The researchers use algae cultivated by collaborators at Pacific Northwest National Laboratory or collected from beaches in Washington and Hawaii. “We have annual harvest days in the lab, where we go and pick up the seaweed,” Roumeli says.

The powdered seaweed contains proteins and carbohydrates that, with a bit of heat and pressure, bond wood bits (sourced from a local carpentry shop) just as well as a synthetic resin. The biobonded boards aren’t quite as water resistant as control boards made with formaldehyde, but they’re naturally more fire resistant, Roumeli says.

Roumeli and her group are working on understanding how their algae adhesives work on a molecular level so they can fine-tune the composition and re-create it with other biomaterials. “The whole goal is getting the design rules” so that the formula doesn’t depend on sourcing specific algae, she says.

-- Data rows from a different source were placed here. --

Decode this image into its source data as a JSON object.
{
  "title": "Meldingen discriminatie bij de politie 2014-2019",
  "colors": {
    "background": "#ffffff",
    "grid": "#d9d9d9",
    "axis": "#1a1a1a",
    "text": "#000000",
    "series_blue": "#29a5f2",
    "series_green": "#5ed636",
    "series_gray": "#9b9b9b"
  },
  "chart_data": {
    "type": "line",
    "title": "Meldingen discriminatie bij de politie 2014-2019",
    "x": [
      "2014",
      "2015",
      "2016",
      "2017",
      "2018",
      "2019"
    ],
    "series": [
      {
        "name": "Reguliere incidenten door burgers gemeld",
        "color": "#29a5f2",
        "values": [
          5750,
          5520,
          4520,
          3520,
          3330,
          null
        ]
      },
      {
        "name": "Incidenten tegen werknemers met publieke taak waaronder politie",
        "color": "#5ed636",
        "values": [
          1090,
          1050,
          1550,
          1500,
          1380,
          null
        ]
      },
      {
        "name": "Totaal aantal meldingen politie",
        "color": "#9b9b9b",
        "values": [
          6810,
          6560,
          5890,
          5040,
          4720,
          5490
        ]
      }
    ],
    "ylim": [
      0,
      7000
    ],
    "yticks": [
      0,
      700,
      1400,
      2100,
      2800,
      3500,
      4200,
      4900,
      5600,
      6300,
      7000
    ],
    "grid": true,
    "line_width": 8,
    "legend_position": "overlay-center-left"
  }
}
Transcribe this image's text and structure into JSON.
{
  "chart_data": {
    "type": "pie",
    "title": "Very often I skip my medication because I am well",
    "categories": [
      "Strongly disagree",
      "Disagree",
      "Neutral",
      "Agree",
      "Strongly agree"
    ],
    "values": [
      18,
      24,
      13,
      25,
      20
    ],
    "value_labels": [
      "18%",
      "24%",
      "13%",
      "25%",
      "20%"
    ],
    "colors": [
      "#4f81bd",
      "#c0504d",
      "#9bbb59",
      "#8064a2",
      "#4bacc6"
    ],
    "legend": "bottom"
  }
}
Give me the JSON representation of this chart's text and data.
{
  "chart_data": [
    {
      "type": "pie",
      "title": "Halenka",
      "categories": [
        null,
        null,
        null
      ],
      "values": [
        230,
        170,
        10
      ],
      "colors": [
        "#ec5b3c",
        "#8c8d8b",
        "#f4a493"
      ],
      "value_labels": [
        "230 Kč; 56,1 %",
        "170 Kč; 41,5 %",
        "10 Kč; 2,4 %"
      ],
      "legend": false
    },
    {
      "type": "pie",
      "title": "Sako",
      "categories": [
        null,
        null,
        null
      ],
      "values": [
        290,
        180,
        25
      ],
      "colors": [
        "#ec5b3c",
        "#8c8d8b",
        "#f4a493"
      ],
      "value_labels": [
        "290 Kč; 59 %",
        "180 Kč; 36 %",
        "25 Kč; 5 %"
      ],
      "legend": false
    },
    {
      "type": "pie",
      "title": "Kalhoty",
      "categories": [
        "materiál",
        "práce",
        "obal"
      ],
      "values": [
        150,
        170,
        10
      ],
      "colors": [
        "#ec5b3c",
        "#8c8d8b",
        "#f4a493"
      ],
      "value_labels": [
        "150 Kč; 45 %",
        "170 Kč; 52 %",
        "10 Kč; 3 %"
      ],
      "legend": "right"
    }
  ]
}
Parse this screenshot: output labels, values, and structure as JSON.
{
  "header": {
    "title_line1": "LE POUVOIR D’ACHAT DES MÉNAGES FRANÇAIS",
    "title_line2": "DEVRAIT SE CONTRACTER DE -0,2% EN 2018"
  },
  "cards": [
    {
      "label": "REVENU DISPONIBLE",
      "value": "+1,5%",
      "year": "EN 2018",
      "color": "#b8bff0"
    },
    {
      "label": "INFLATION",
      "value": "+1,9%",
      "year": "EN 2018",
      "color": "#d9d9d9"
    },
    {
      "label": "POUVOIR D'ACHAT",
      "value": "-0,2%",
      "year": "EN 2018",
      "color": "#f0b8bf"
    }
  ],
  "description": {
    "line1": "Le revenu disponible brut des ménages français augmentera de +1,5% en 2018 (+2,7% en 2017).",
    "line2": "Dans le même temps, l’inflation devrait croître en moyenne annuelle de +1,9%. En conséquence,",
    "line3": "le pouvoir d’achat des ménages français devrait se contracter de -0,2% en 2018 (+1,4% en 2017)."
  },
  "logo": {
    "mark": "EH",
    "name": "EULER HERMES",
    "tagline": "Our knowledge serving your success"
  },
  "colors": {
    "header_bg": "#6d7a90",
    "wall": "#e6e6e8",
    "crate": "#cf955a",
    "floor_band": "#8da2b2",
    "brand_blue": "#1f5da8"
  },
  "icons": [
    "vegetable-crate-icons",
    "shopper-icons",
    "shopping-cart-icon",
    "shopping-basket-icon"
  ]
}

Whether the aim is to hold wood together or seal surgical wounds, Roumeli says, adhesives researchers should be considering environmental impact from the start. Her vision of a sustainable future is one in which people use natural biomaterials in harmony with high-tech synthetic or bioengineered polymers to overcome sticky sustainability problems: “I really think that hybrid approach is where the solution will be.”